Question

What is the y intercept of the quadratic function f(x)=x^2+x-6

Answer 1

Answer:

$(0,\, -6)$.

Step-by-step explanation:

On a cartesian plane, the $y$-intercept of a function is the point where the graph of that function intersects with the $y\!$-axis.

The $y$-axis of a cartesian plane is the same as the equation $x = 0$ (that is, the collection of all points with an $x$-coordinate of $0$.)

Construct a system of two equations, with one equation representing $y$-axis and $y = f(x)$ to represent the graph of this function:

$\begin{aligned}\begin{cases} y = x^{2} + x - 6 & \text{for the quadratic function} \\ x = 0 & \text{for the y -axis}\end{cases}\end{aligned}$.

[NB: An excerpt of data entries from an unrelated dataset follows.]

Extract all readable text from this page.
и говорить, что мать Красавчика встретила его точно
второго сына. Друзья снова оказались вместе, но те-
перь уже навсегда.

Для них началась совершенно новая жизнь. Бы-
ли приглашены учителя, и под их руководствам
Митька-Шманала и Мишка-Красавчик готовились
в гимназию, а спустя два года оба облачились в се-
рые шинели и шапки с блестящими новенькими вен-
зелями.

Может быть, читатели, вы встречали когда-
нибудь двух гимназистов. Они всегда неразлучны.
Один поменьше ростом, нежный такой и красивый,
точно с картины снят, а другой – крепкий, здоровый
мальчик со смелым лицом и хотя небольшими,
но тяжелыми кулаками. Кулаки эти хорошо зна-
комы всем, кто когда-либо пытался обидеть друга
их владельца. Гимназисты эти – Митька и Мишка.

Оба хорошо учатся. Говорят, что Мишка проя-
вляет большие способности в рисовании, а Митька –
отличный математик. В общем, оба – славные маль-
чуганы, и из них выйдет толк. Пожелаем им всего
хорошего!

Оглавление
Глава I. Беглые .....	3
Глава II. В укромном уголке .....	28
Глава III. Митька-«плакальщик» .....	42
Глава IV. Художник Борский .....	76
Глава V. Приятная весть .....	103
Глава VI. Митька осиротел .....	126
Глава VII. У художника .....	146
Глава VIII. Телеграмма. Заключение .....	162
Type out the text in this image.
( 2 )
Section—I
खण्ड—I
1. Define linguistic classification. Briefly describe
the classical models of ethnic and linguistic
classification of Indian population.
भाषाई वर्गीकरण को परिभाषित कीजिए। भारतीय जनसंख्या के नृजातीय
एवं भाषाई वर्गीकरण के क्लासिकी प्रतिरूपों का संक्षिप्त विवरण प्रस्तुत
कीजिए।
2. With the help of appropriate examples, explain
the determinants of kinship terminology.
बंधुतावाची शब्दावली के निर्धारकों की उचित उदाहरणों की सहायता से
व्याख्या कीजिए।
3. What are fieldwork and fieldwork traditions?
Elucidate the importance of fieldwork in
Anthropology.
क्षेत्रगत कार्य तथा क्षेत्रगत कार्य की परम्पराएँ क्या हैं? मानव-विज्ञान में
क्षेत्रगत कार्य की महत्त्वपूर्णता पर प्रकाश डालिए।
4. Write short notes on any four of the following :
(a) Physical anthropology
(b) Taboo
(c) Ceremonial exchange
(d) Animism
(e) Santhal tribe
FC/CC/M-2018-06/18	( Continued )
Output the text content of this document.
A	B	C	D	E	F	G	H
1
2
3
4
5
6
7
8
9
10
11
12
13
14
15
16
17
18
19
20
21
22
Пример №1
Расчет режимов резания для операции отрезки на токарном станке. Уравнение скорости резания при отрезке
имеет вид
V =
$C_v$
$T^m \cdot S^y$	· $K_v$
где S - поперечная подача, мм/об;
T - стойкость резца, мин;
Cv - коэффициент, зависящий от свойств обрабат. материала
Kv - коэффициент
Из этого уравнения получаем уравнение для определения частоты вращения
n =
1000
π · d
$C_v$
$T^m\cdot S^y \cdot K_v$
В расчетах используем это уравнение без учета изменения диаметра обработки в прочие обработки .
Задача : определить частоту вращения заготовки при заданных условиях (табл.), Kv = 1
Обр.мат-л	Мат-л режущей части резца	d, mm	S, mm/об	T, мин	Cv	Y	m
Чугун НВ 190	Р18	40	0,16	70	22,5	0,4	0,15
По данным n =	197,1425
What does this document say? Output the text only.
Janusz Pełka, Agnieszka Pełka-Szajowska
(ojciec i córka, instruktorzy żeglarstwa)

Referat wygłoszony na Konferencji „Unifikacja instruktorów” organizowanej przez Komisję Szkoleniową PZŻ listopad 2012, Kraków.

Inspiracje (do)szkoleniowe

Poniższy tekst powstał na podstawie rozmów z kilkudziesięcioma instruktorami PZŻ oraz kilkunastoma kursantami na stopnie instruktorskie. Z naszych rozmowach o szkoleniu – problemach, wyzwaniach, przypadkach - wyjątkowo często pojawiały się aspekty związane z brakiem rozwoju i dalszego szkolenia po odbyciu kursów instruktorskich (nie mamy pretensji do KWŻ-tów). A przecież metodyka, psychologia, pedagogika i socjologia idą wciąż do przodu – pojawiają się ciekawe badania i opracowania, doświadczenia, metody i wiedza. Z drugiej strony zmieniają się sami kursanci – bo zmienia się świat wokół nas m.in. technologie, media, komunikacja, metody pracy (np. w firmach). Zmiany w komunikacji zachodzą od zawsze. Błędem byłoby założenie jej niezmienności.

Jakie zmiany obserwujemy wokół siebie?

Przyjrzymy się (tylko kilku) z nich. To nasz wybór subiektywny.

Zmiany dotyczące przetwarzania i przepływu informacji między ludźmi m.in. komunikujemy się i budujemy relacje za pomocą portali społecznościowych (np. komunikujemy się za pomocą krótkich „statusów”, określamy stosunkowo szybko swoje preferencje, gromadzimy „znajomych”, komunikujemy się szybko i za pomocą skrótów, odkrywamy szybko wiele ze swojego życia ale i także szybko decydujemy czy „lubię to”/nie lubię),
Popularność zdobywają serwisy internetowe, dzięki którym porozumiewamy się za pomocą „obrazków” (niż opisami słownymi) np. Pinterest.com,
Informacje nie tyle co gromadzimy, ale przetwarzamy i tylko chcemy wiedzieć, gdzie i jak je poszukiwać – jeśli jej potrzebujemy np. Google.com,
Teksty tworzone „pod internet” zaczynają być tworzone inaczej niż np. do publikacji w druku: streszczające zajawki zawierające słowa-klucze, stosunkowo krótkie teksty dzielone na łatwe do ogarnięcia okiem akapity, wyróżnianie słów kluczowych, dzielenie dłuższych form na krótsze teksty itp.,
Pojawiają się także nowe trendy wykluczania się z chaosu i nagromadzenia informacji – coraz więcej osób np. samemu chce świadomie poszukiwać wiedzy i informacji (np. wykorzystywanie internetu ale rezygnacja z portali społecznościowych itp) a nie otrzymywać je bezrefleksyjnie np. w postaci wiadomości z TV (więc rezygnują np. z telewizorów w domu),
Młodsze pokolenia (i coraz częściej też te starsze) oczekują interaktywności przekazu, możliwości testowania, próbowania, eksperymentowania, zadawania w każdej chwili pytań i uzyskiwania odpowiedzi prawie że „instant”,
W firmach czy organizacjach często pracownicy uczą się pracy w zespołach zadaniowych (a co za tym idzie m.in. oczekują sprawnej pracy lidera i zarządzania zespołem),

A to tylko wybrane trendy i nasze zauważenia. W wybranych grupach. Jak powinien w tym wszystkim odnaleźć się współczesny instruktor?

Solve this system for $x$ and for $y$. If a solution exists, then the $y\!$-axis and the graph of $y = f(x)$ would indeed intersect. The point $(x,\, y)$ would be the intersection of the $y\!\!$-axis and the graph of $y = f(x)\!$.

Substitute the second equation of the system into the first.

$\begin{aligned}\begin{cases} x = 0 \\ y = -6\end{cases}\end{aligned}$.

Hence, the intersection of the $y$-axis and the graph of $y = f(x)$ would be $(0,\, -6)$. By definition, this point would be the $y\!$-intercept of $y = f(x)\!$.